The first question you have to ask yourself is, is it really necessary to master HTML and CSS? With so many web page editors and generators perhaps we can ignore it all, just as we ignore machine code or assembler. What you find is that, sooner or later, you will have to go in and modify code that was autogenerated or tweak something. For this you probably only need a passing understanding of the technology and the ability to look up the details. This is not the approach that this book takes. It assumes that you really want to know how to create web pages by writing the HTML and the CSS needed. For this reason it is very detailed.
The format might also be an issue for potential readers. Each topic, sometimes just a single tag or set of tags, is discussed on the left page and summarized on the right page - the standard Murach format. This means that some of the pages are half empty, but this is the price you have to pay to have a user-friendly layout. If you like this sort of discussion/summary presentation then you will like this book. If you are looking for a narrative presenting key ideas and concepts then you will be disappointed.
Section 1 is titled "The Essential Concepts and Skills" and consists of eight chapters. Chapters 1 and 2 introduce you to the basic tools, including editors and testing. Chapter 3 is where the details start to be presented in the form of HTML as a system of giving a page a structure. The key idea here is that HTML is about what sections the page has and CSS determines how these are displayed. Chapter 4 performs a similar service for CSS and basic attributes and selectors are covered. Chapter 5 introduces the box model, which is important for understanding how the layout elements are sized. Chapter 6 deals with the fairly difficult topic of page layout using float and clear. This is where web page design starts to become more difficult as different blocks vie for position. After this we return to a simpler topic - lists, links and navigation in Chapter 7. Chapter 8 introduces the idea of media queries as a way of implementing responsive design.
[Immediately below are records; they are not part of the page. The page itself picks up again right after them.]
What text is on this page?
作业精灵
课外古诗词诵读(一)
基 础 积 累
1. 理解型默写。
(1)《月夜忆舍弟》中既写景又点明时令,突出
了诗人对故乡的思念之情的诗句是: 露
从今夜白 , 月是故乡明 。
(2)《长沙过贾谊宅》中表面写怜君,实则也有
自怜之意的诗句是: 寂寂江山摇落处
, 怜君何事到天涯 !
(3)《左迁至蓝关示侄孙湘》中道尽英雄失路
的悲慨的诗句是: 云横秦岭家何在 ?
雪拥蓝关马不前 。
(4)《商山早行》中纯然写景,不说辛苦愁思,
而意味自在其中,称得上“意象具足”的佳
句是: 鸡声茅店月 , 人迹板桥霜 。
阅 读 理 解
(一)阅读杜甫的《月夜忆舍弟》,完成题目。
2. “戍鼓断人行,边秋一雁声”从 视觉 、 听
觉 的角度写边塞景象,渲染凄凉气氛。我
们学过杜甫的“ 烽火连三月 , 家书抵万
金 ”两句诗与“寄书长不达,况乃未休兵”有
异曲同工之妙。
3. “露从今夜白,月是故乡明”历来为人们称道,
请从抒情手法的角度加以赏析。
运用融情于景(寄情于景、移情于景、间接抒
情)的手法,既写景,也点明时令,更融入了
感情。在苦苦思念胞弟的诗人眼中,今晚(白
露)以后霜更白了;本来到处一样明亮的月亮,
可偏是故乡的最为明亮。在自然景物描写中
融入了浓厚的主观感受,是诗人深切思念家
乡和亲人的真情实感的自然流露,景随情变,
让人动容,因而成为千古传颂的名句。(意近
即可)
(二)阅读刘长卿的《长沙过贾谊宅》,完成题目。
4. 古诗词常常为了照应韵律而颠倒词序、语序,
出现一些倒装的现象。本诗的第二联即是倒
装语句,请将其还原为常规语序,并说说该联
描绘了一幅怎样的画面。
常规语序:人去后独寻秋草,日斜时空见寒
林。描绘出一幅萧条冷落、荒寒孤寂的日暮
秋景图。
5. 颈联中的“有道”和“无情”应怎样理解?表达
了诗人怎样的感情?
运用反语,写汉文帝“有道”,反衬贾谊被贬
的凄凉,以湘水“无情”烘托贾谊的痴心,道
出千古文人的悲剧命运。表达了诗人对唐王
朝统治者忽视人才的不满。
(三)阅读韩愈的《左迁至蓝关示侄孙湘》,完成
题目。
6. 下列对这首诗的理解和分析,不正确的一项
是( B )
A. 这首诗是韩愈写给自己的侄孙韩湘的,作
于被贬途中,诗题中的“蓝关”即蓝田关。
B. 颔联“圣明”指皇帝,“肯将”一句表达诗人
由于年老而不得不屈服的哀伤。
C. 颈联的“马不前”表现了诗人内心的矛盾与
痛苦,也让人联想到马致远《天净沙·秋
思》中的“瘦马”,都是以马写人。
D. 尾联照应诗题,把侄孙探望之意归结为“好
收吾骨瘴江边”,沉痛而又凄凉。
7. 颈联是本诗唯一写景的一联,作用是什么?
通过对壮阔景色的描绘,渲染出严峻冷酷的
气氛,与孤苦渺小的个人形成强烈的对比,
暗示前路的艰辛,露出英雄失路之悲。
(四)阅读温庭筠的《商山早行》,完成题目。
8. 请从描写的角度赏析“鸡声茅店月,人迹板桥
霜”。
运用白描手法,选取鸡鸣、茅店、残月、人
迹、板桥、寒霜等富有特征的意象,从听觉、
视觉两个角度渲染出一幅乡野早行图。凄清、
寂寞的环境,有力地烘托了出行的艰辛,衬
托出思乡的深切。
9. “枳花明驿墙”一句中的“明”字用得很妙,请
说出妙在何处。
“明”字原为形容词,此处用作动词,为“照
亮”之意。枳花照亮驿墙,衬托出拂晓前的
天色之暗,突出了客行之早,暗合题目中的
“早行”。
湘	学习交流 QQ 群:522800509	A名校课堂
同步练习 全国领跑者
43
Section 2 take the material in Chapter 8 and builds on it to create more complex responsive design. Chapter 9 is about Flexbox, which is a complicated component, but one that simplifies things. Chapter 10 explains grid layout and brings the section to a close.
Section 3 is just more HTML and CSS skills. Chapter 11 is about images and icons, 12 is about tables, 13 is about forms, 14 deals with video and audio, 15 introduces fonts including printing and 16 explains animations, transitions and filters. This section is a mixed selection of topics that don't have much to do with each other, but they are generally second-level material.
This book with satisfy some readers' need to "have it all" while irritating others by daring to list more or less everything in a standard format. If this is what you want, this is the book for you.